Far other thoughts her heavenly mind employ,
(Hence, empty pride! and hence, delusive joy!)
To cheer with sweet repast the fainting guest;
To lull the weary on the couch of rest;

To warm the traveller numb'd with winter's cold;
The young to cherish, to support the old;
The sad to comfort, and the weak protect;
The poor to shelter, and the lost direct:-

These are her cares, and this her glorious task;
Can heaven a nobler give, or mortals ask?

Come to these groves, and these life-breathing glades, Ye friendless orphans, and ye dowerless maids!

With eager haste your
mournful mansions leave,
Ye weak, that tremble; and, ye sick, that grieve;
Here shall soft tents, o'er flowery lawns display'd,
At night defend you, and at noon o'ershade;
Here rosy health the sweets of life will shower,
And new delights beguile each varied hour.
Mourns there a widow, bath'd in streaming tears?
Stoops there a sire beneath the weight of years?
Weeps there a maid, in pining sadness left,
Of tender parents, and of hope, bereft ?
To Solima their sorrows they bewail;
To Solima they pour their plaintive tale.

She hears; and, radiant as the star of day,
Through the thick forest gains her easy way:
She asks what cares the joyless train oppress,
What sickness wastes them, or what wants distress;
And, as they mourn, she steals a tender sigh,
Whilst all her soul sits melting in her eye:
Then with a smile the healing balm bestows,
And sheds a tear of pity o'er their woes,
Which, as it drops, some soft-eyed angel bears
Transform'd to pearl, and in his bosom wears.

When, chill'd with fear, the trembling pilgrim roves
Through pathless deserts, and through tangled groves,
Where mantling darkness spreads her dragon wing,
And birds of death their fatal dirges sing,
While vapours pale a dreadful glimmering cast,
And thrilling horror howls in every blast;

She cheers his gloom with streams of bursting light,
By day a sun, a beaming moon by night;
Darts through the quivering shades her heavenly ray,
And spreads with rising flowers his solitary way.

Ye heavens, for this in showers of sweetness shed Your mildest influence o'er her favour'd head!
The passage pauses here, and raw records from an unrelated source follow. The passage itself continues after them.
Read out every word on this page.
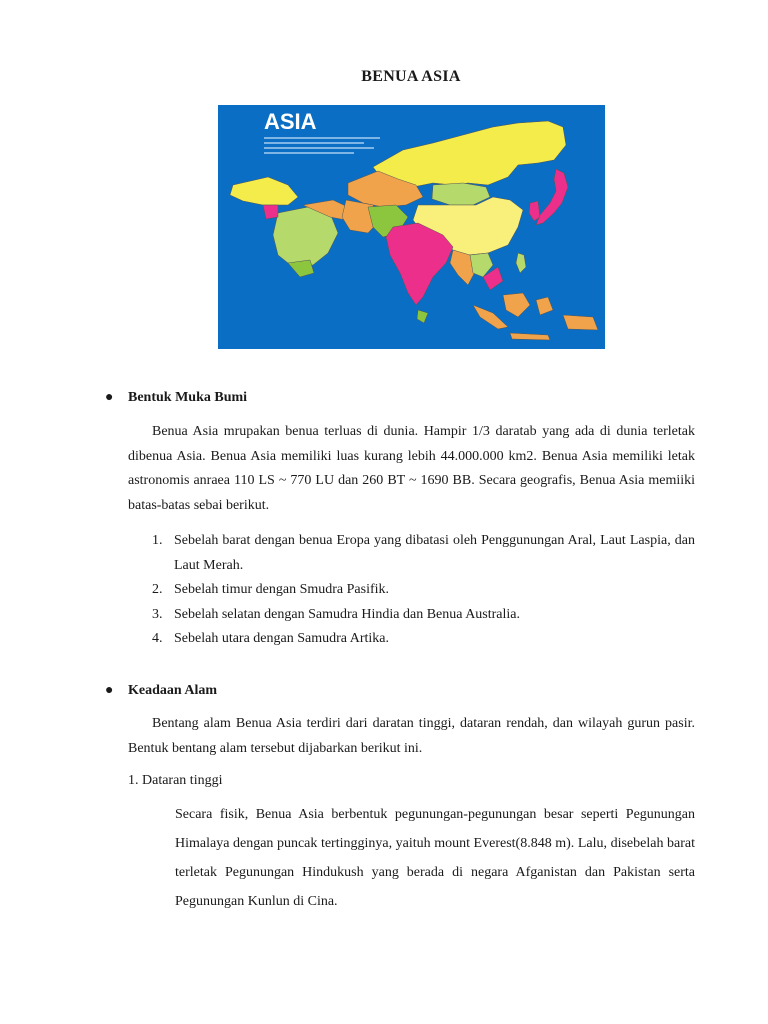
BENUA ASIA
ASIA
● Bentuk Muka Bumi
Benua Asia mrupakan benua terluas di dunia. Hampir 1/3 daratab yang ada di dunia terletak dibenua Asia. Benua Asia memiliki luas kurang lebih 44.000.000 km2. Benua Asia memiliki letak astronomis anraea 110 LS ~ 770 LU dan 260 BT ~ 1690 BB. Secara geografis, Benua Asia memiiki batas-batas sebai berikut.
1. Sebelah barat dengan benua Eropa yang dibatasi oleh Penggunungan Aral, Laut Laspia, dan Laut Merah.
2. Sebelah timur dengan Smudra Pasifik.
3. Sebelah selatan dengan Samudra Hindia dan Benua Australia.
4. Sebelah utara dengan Samudra Artika.
● Keadaan Alam
Bentang alam Benua Asia terdiri dari daratan tinggi, dataran rendah, dan wilayah gurun pasir. Bentuk bentang alam tersebut dijabarkan berikut ini.
1. Dataran tinggi
Secara fisik, Benua Asia berbentuk pegunungan-pegunungan besar seperti Pegunungan Himalaya dengan puncak tertingginya, yaituh mount Everest(8.848 m). Lalu, disebelah barat terletak Pegunungan Hindukush yang berada di negara Afganistan dan Pakistan serta Pegunungan Kunlun di Cina.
Long may her name, which distant climes shall praise, Live in our notes, and blossom in our lays!

And, like an odorous plant, whose blushing flow'r
Paints every dale, and sweetens every bow'r,
Borne to the skies in clouds of soft perfume
For ever flourish, and for ever bloom!

These grateful songs, ye maids and youths, renew,
While fresh-blown violets drink the pearly dew;
O'er Azib's banks while love-lorn damsels rove,
And gales of fragrance breathe from Hagar's grove.

So sung the youth, whose sweetly-warbled strains Fair Mena heard, and Saba's spicy plains. Sooth'd with his lay, the ravish'd air was calm, The winds scarce whisper'd o'er the waving palm; The camels bounded o'er the flowery lawn, Like the swift ostrich, or the sportful fawn; Their silken bands the listening rose-buds rent, And twin'd their blossoms round his vocal tént: He sung, till on the bank the moonlight slept, And closing flowers beneath the night-dew wept; Then ceas'd, and slumber'd in the lap of rest Till the shrill lark had left his low-built nest. Now hastes the swain to tune his rapturous tales In other meadows, and in other vales.